Associadas às tecnologias que podem ser utilizadas para produção de biocombustíveis, de acordo com os pesquisadores da área, essas matérias-primas formam uma matriz de rotas tecnológicas que torna bastante complexa a tomada de decisão sobre qual ou quais devem ser seguidas.
“Teremos que desenvolver uma metodologia que aponte não qual a melhor das alternativas para desenvolver um biocombustível para aviação, mas sim que indique o ponto forte de cada uma delas e as lacunas que apresentam em termos de pesquisa para melhorar sua produção bioativa”, disse Luís Augusto Barbosa Cortez, coordenador-adjunto de Programas Especiais da FAPESP e um dos coordenadores do projeto.
De acordo com o pesquisador, a nova indústria que deverá surgir no Brasil voltada para a substituição de querosenes fósseis utilizados na aviação guardará semelhanças, mas não terá nenhuma relação com a indústria do etanol de cana-de-açúcar e a de biodiesel, já consolidas no país.
“Estamos construindo uma nova indústria no Brasil, que envolve tecnologias que o país domina e outras que ainda não e que apresenta enormes desafios de pesquisa que justificam o envolvimento da FAPESP, de forma determinante, neste projeto”, afirmou.
O presidente da FAPESP, Celso Lafer, ressaltou que a FAPESP tem se preocupado e se dedicado a apoiar programas de pesquisa que tornem viável o desenvolvimento de energias renováveis.
Um exemplo da preocupação da instituição com essa questão, de acordo com Lafer, foi a criação do Programa FAPESP de Pesquisa em Bioenergia (BIOEN), que reúne mais de 300 cientistas brasileiros, sendo a maioria atuantes em universidades e instituições de pesquisa no Estado de São Paulo, além de 60 pesquisadores de diversos outros países, e cujo acordo com a Embraer e a Boeing é parte integrante.
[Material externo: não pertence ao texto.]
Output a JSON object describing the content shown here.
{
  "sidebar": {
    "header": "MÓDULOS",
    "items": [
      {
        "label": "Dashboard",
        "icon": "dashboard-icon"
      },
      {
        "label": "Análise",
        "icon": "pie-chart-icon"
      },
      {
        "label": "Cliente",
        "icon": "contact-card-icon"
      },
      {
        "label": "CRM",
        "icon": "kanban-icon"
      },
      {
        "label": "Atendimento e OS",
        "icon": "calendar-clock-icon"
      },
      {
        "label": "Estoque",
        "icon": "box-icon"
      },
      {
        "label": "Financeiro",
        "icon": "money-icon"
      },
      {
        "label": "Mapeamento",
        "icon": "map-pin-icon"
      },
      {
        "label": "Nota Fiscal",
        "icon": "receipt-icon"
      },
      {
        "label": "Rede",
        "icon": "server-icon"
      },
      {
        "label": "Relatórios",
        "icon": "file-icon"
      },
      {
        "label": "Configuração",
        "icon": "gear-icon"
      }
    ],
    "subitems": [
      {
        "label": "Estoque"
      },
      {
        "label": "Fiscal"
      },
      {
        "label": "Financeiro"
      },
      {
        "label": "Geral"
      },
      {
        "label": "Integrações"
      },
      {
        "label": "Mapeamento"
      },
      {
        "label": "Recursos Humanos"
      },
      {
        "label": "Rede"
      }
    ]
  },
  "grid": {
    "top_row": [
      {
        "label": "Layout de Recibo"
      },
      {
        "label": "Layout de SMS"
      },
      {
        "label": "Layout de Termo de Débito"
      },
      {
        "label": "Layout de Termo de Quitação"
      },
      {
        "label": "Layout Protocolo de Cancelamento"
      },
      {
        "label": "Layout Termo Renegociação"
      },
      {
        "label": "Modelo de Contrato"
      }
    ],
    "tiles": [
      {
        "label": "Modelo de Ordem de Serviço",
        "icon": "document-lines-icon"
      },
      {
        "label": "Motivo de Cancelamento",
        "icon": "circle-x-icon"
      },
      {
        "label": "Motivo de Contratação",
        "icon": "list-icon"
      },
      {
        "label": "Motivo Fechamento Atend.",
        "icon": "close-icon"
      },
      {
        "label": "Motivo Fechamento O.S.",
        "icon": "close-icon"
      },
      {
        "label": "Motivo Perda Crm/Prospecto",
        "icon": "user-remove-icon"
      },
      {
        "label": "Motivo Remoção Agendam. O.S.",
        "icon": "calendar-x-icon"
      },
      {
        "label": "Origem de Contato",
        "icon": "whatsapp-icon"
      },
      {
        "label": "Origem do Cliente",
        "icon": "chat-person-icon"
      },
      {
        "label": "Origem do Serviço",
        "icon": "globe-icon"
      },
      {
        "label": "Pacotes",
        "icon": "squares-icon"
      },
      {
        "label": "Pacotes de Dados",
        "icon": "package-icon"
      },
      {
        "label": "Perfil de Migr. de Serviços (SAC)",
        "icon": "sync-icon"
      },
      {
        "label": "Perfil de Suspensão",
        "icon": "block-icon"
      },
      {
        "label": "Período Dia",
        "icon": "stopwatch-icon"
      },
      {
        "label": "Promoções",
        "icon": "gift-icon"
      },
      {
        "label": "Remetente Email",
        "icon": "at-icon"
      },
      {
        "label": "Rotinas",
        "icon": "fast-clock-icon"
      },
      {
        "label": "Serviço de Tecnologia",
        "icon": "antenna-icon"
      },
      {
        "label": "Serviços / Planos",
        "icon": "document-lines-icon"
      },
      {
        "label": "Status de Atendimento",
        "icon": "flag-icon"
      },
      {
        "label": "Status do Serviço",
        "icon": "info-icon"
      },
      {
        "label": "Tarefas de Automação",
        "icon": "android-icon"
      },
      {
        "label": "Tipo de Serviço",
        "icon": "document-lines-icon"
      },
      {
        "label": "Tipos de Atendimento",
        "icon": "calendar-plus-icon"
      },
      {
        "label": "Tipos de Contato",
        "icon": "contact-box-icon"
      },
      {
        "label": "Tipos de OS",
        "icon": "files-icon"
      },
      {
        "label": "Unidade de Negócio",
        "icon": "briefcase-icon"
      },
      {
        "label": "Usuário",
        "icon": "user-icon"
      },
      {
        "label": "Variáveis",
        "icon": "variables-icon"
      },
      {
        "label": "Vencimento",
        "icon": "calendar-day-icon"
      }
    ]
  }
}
“Por conta dessa preocupação da FAPESP com a questão das energias renováveis, tivemos muita satisfação de criar uma mecanismo de cooperação e entendimento com a Boeing e a Embraer, voltado para o tema de biocombustíveis, que representa um horizonte importante para o nosso país e para o futuro das energias renováveis”, disse Lafer.
Por sua vez, Al Bryant, vice-presidente da Boeing Tecnologia e Pesquisa, avaliou que a criação de um centro de pesquisa e desenvolvimento de biocombustíveis para aviação representa uma oportunidade única para o país.
“O Brasil poderá inovar não só regionalmente, mas também em escala global, assumindo uma posição de liderança em biocombustíveis para aviação e assegurando essa conquista por gerações”, avaliou.